«Celui qui n’est pas contre nous est pour nous» (Mc 9, 38-43.45.47-48
L’un des Douze rapporte à Jésus qu’ils ont vu quelqu’un expulser les démons en son nom sans être de ceux qui les suivent. La première réaction des disciples a été d’empêcher cette personne de faire du bien et de guérir au nom de Jésus. Ils agissent comme des propriétaires du pouvoir divin. Ce réflexe demeure une tentation constante pour l’Église et ses responsables: «comment peuvent-ils faire avancer le Royaume, ceux-là qui ne pensent pas comme nous, qui sont différents de nous et qui en plus ne nous suivent pas?» Les disciples utilisent ici le «nous» en s’appropriant le nom de Jésus.
La réponse de Jésus ne devrait pas nous surprendre. Déjà, il avait invité ses disciples à accueillir le Royaume et sa personne avec un cœur d’enfant, signifiant l’humilité nécessaire pour y accéder. Maintenant, il les exhorte à n'exclure personne et à éviter tout esprit sectaire. Le Royaume, comme le pouvoir divin, ne connaît pas nos limites humaines. L’Église le reconnaît lorsqu’elle se présente comme «signe» ou «instrument» de salut, mais pas comme la «source» du salut, qui n’est jamais ailleurs que dans la personne du Christ. Celui-ci agit en elle, par elle et à travers elle, mais rien ne l’empêche d’agir en dehors d’elle.
Le pouvoir divin, qui inclut celui de chasser les démons, quelles que soient leurs formes (mal, souffrance, pauvreté, injustice, etc.), ne se limite pas au sanctuaire de nos communautés et de nos églises.

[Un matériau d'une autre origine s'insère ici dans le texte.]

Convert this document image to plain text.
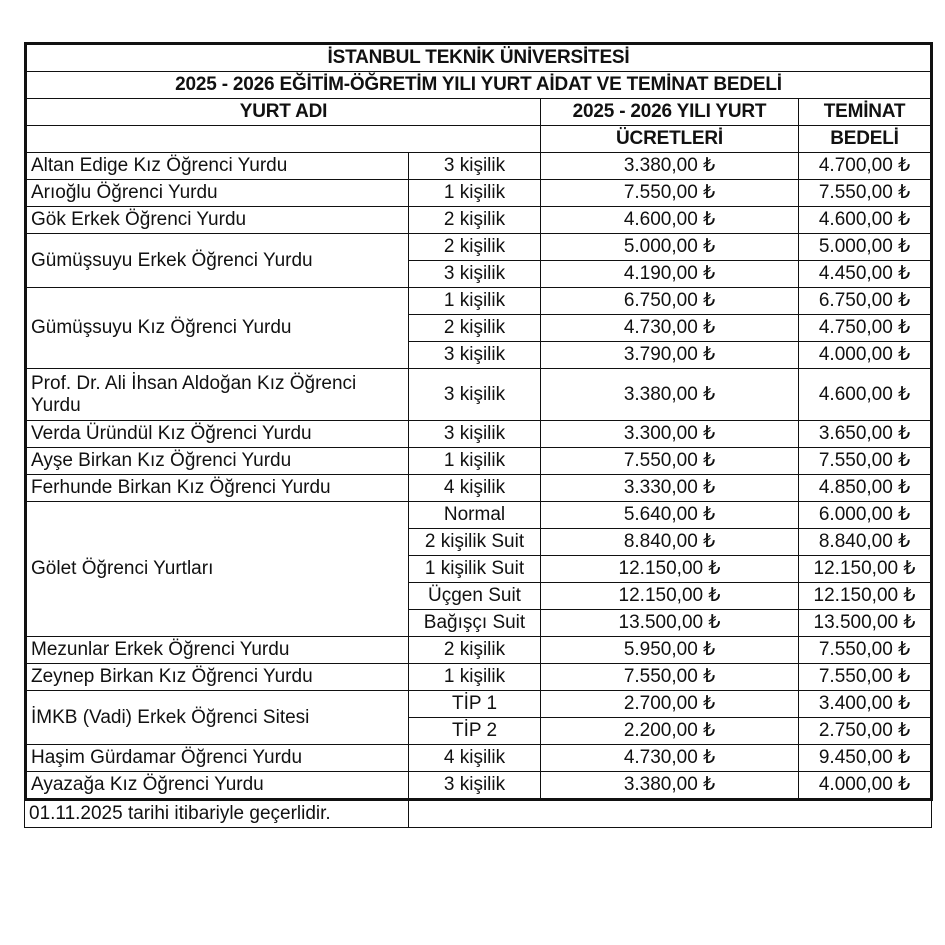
İSTANBUL TEKNİK ÜNİVERSİTESİ			
2025 - 2026 EĞİTİM-ÖĞRETİM YILI YURT AİDAT VE TEMİNAT BEDELİ			
YURT ADI		2025 - 2026 YILI YURT	TEMİNAT
		ÜCRETLERİ	BEDELİ
Altan Edige Kız Öğrenci Yurdu	3 kişilik	3.380,00 ₺	4.700,00 ₺
Arıoğlu Öğrenci Yurdu	1 kişilik	7.550,00 ₺	7.550,00 ₺
Gök Erkek Öğrenci Yurdu	2 kişilik	4.600,00 ₺	4.600,00 ₺
Gümüşsuyu Erkek Öğrenci Yurdu	2 kişilik	5.000,00 ₺	5.000,00 ₺
	3 kişilik	4.190,00 ₺	4.450,00 ₺
Gümüşsuyu Kız Öğrenci Yurdu	1 kişilik	6.750,00 ₺	6.750,00 ₺
	2 kişilik	4.730,00 ₺	4.750,00 ₺
	3 kişilik	3.790,00 ₺	4.000,00 ₺
Prof. Dr. Ali İhsan Aldoğan Kız Öğrenci Yurdu	3 kişilik	3.380,00 ₺	4.600,00 ₺
Verda Üründül Kız Öğrenci Yurdu	3 kişilik	3.300,00 ₺	3.650,00 ₺
Ayşe Birkan Kız Öğrenci Yurdu	1 kişilik	7.550,00 ₺	7.550,00 ₺
Ferhunde Birkan Kız Öğrenci Yurdu	4 kişilik	3.330,00 ₺	4.850,00 ₺
Gölet Öğrenci Yurtları	Normal	5.640,00 ₺	6.000,00 ₺
	2 kişilik Suit	8.840,00 ₺	8.840,00 ₺
	1 kişilik Suit	12.150,00 ₺	12.150,00 ₺
	Üçgen Suit	12.150,00 ₺	12.150,00 ₺
	Bağışçı Suit	13.500,00 ₺	13.500,00 ₺
Mezunlar Erkek Öğrenci Yurdu	2 kişilik	5.950,00 ₺	7.550,00 ₺
Zeynep Birkan Kız Öğrenci Yurdu	1 kişilik	7.550,00 ₺	7.550,00 ₺
İMKB (Vadi) Erkek Öğrenci Sitesi	TİP 1	2.700,00 ₺	3.400,00 ₺
	TİP 2	2.200,00 ₺	2.750,00 ₺
Haşim Gürdamar Öğrenci Yurdu	4 kişilik	4.730,00 ₺	9.450,00 ₺
Ayazağa Kız Öğrenci Yurdu	3 kişilik	3.380,00 ₺	4.000,00 ₺
01.11.2025 tarihi itibariyle geçerlidir.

Tout comme le Royaume dépasse les frontières visibles du christianisme, l’Esprit agit là où il veut, et comme il veut. Le mieux que nous pouvons faire, c’est de nous réjouir que sa puissance puisse surgir à tout moment, là où nous ne sommes même pas toujours en mesure d’aller. Et surtout, n’essayons pas d’en récupérer les fruits, car ils appartiennent au seul Maître de la Vigne qui en dispose selon son bon gré. Notre Dieu n’a pas épuisé sa capacité de surprendre son peuple!
Illustration. «La Création d’Adam» (détail), fresque réalisée par Michel-Ange entre 1508 et 1512, chapelle Sixtine, Rome.
J’attire votre attention sur un détail de l’une des œuvres les plus emblématiques de la Renaissance, «La création d’Adam». Cette fresque de Michel-Ange appartient à l’ornementation du plafond de la chapelle Sixtine, dans les musées du Vatican, à Rome. On observe ici le point ultime où l’index de Dieu (à droite) rejoint presque celui d’Adam (à gauche). L’image est célèbre et riche en symbolisme. On connaît la scène générale où Dieu est représenté comme un vieillard barbu, entouré d’anges et enveloppé d’une draperie rouge, qui évoque une coquille ou un utérus. Il tend son bras vers Adam, son index rejoignant celui de l’homme, mais laissant un espace entre deux, comme si le geste était inachevé ou en train de s’accomplir.
On peut voir dans cet instant capté sur le vif, le moment où Dieu insuffle la vie à Adam, en lui communiquant l’étincelle de sa propre vie divine. Une relation fondamentale est alors établie entre le créateur et sa créature. L’espace peut également être interprété comme la distance qui néanmoins sépare le divin et l’humain, soulignant ainsi que l’humanité est créée à l’image de Dieu, mais reste distincte de lui. La posture détendue d’Adam (non visible ici) se reflète jusque dans sa main relâchée et son doigt fléchi, qui contrastent avec l’énergie et la détermination de Dieu qui se manifestent dans la position de son index tendu et offert: Dieu donne et Adam reçoit. Cela peut suggérer que l’humanité possède le potentiel divin, mais qu’elle doit encore l’attendre pleinement. La création demeure inachevée. Cette scène est non seulement un chef-d’œuvre artistique, mais aussi une profonde réflexion sur la nature de l’humanité et sa relation avec le divin.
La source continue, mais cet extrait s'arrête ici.